Society researchers said they observed perplexity using several user agents, including an imitation of Google Chrome on MacOS, as well as IP addresses and rotating ASNs to escape detection.
Alarming, Cloudflare has detected millions of daily requests in tens of thousands of areas, highlighting the scale of illegitimate scratching by one of the largest spaces in the space.
Perplexity is to scratch the sites that it should not be
According to Cloudflare’s analysis, in many cases, perplexity has ignored or has not obtained robot.txt – which are clear text files placed at the root of a site to indicate automated agents (such as search engines, gear robots and links) which URL can or may not be recovered.

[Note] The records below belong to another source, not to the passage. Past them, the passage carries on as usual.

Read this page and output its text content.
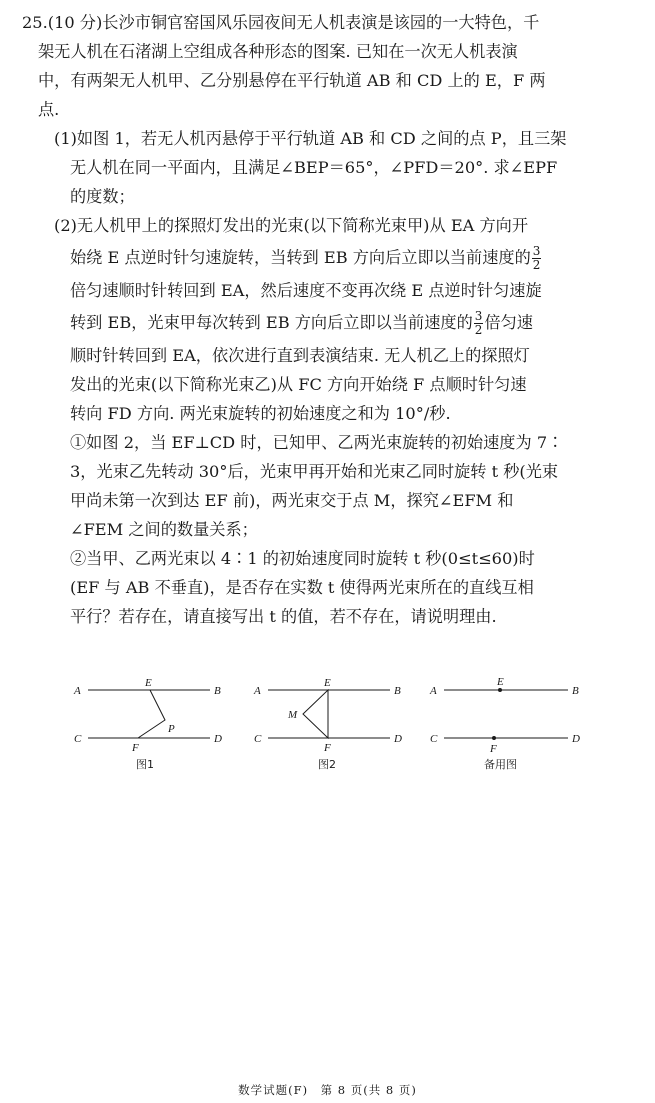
25.(10 分)长沙市铜官窑国风乐园夜间无人机表演是该园的一大特色，千
架无人机在石渚湖上空组成各种形态的图案. 已知在一次无人机表演
中，有两架无人机甲、乙分别悬停在平行轨道 AB 和 CD 上的 E，F 两
点.

(1)如图 1，若无人机丙悬停于平行轨道 AB 和 CD 之间的点 P，且三架
无人机在同一平面内，且满足∠BEP＝65°，∠PFD＝20°. 求∠EPF
的度数；

(2)无人机甲上的探照灯发出的光束(以下简称光束甲)从 EA 方向开
始绕 E 点逆时针匀速旋转，当转到 EB 方向后立即以当前速度的 $\frac{3}{2}$

倍匀速顺时针转回到 EA，然后速度不变再次绕 E 点逆时针匀速旋
转到 EB，光束甲每次转到 EB 方向后立即以当前速度的 $\frac{3}{2}$ 倍匀速
顺时针转回到 EA，依次进行直到表演结束. 无人机乙上的探照灯
发出的光束(以下简称光束乙)从 FC 方向开始绕 F 点顺时针匀速
转向 FD 方向. 两光束旋转的初始速度之和为 10°/秒.
①如图 2，当 EF⊥CD 时，已知甲、乙两光束旋转的初始速度为 7∶
3，光束乙先转动 30°后，光束甲再开始和光束乙同时旋转 t 秒(光束
甲尚未第一次到达 EF 前)，两光束交于点 M，探究∠EFM 和
∠FEM 之间的数量关系；
②当甲、乙两光束以 4∶1 的初始速度同时旋转 t 秒(0≤t≤60)时
(EF 与 AB 不垂直)，是否存在实数 t 使得两光束所在的直线互相
平行？若存在，请直接写出 t 的值，若不存在，请说明理由.

A	B
C	D
E
P
F
图1
A	B
C	D
E
M
F
图2
A	B
C	D
E
F
备用图
数学试题(F)　第 8 页(共 8 页)
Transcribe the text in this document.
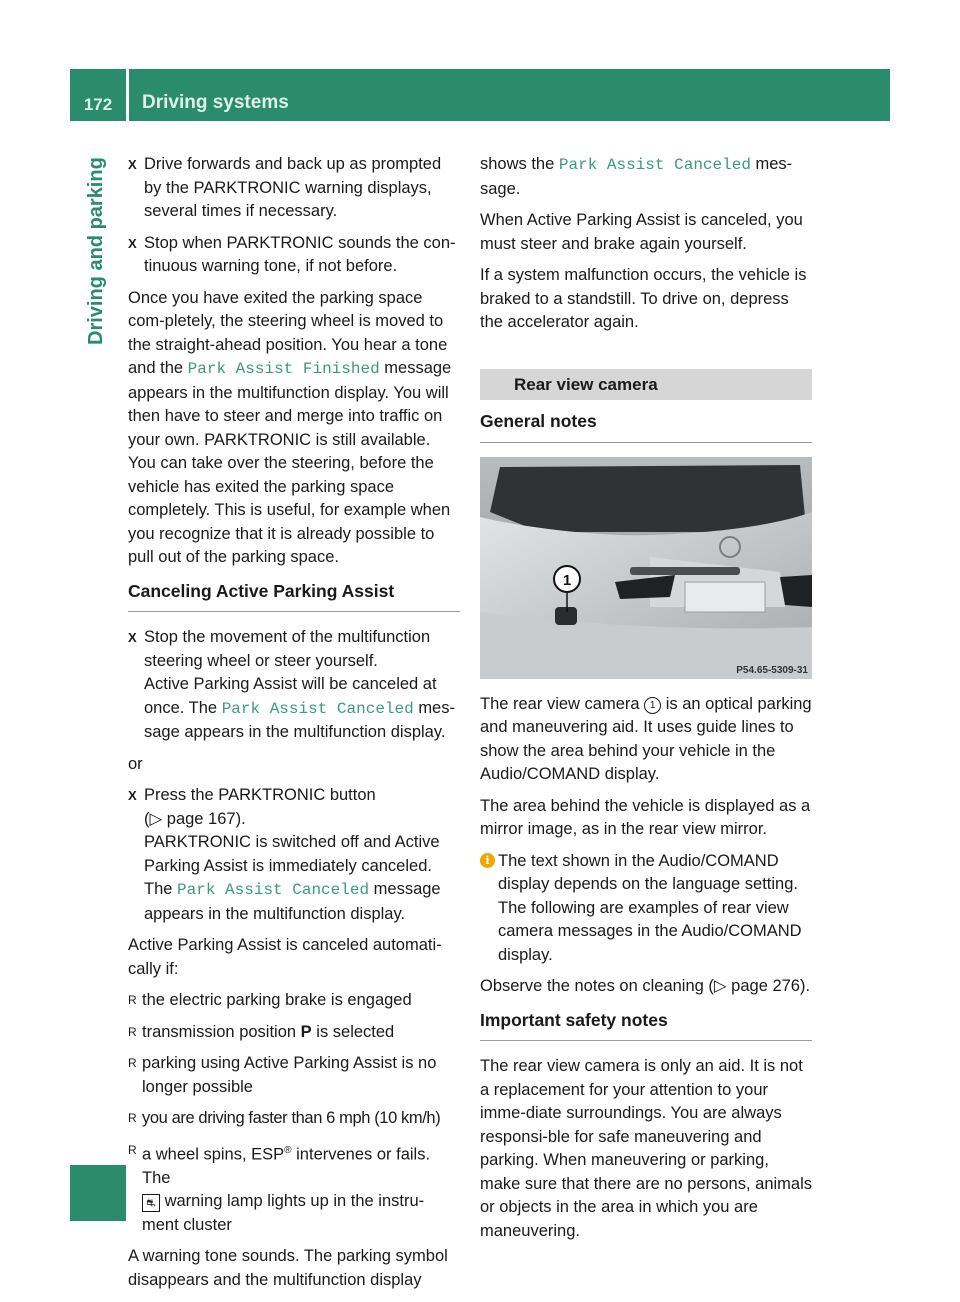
172	Driving systems
Driving and parking X Drive forwards and back up as prompted by the PARKTRONIC warning displays, several times if necessary.
X Stop when PARKTRONIC sounds the con-tinuous warning tone, if not before.

Once you have exited the parking space com-pletely, the steering wheel is moved to the straight-ahead position. You hear a tone and the Park Assist Finished message appears in the multifunction display. You will then have to steer and merge into traffic on your own. PARKTRONIC is still available. You can take over the steering, before the vehicle has exited the parking space completely. This is useful, for example when you recognize that it is already possible to pull out of the parking space.

Canceling Active Parking Assist
X Stop the movement of the multifunction steering wheel or steer yourself.
Active Parking Assist will be canceled at once. The Park Assist Canceled mes-sage appears in the multifunction display.

or

X Press the PARKTRONIC button
(▷ page 167).
PARKTRONIC is switched off and Active Parking Assist is immediately canceled.
The Park Assist Canceled message appears in the multifunction display.

Active Parking Assist is canceled automati-cally if:

R the electric parking brake is engaged
R transmission position P is selected
R parking using Active Parking Assist is no longer possible
R you are driving faster than 6 mph (10 km/h)
R a wheel spins, ESP® intervenes or fails. The
⛐ warning lamp lights up in the instru-ment cluster

A warning tone sounds. The parking symbol disappears and the multifunction display

shows the Park Assist Canceled mes-sage.

When Active Parking Assist is canceled, you must steer and brake again yourself.

If a system malfunction occurs, the vehicle is braked to a standstill. To drive on, depress the accelerator again.

Rear view camera
General notes
1
P54.65-5309-31

The rear view camera 1 is an optical parking and maneuvering aid. It uses guide lines to show the area behind your vehicle in the Audio/COMAND display.

The area behind the vehicle is displayed as a mirror image, as in the rear view mirror.

i The text shown in the Audio/COMAND display depends on the language setting. The following are examples of rear view camera messages in the Audio/COMAND display.

Observe the notes on cleaning (▷ page 276).

Important safety notes

The rear view camera is only an aid. It is not a replacement for your attention to your imme-diate surroundings. You are always responsi-ble for safe maneuvering and parking. When maneuvering or parking, make sure that there are no persons, animals or objects in the area in which you are maneuvering.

Anyway, Perplexity has also tried to access the testing websites created by Cloudflare, even if they have been blocked via robots.txt and not publicly discovered, while using unrecognized robots which were not even associated with its official IP range.
“Although the perplexity initially ramp of their declared user agent, when presented with a network block, they seem to obscure their creeping identity in order to bypass the preferences of the website,” write the researchers.

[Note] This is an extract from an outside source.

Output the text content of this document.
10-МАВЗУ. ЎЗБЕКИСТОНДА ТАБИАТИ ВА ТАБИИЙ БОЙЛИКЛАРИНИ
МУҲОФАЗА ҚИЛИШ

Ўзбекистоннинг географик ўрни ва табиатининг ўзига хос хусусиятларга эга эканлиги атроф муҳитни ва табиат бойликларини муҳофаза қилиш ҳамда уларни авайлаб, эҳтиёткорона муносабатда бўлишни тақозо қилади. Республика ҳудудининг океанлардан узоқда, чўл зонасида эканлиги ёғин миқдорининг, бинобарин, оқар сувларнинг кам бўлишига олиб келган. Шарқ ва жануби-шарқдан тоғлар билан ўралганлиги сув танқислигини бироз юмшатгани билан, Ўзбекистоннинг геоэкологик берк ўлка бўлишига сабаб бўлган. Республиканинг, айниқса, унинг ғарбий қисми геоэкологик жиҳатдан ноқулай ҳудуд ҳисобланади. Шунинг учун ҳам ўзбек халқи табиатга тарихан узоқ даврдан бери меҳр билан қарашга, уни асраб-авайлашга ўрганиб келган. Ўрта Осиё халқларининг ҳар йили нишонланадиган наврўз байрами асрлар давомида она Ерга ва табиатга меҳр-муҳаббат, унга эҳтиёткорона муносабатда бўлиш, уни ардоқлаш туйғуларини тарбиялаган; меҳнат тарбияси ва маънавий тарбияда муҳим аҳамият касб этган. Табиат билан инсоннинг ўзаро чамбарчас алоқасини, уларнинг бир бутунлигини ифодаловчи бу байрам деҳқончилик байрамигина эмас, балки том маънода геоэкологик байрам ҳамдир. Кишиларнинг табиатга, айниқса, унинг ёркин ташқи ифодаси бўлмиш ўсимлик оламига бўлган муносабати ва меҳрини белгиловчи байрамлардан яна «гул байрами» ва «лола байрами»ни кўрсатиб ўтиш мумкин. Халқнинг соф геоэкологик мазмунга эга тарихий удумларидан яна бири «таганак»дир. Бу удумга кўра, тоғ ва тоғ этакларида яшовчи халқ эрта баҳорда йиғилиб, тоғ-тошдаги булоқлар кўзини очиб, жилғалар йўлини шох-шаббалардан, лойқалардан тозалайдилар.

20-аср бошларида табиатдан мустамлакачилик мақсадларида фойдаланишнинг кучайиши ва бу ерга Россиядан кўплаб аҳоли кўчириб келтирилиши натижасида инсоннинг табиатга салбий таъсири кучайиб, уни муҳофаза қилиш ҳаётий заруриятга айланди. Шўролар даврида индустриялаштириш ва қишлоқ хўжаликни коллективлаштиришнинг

In response to his results, Cloudflare has disappeared the Bots of Perplexity from his list of verified bots. The company has also added new heuristics managed to detect and block the furtive ramp.
On the other hand, Openai robots have so far respected robots.txt and block pages, using transparent identifiers and documented behavior to obtain information.
Perplexity denied the reprehensible acts, calling the Cloudflare post a “sales argument”, adding the identified robots were not even theirs. Techradar Pro asked for perplexity for his comment.
Cloudflare exhorts bot operators to respect the preferences of the website by being transparent, by being well high internet users, by serving a clear objective, using separate robots for separate activities and the following rules and signals as robots.txt.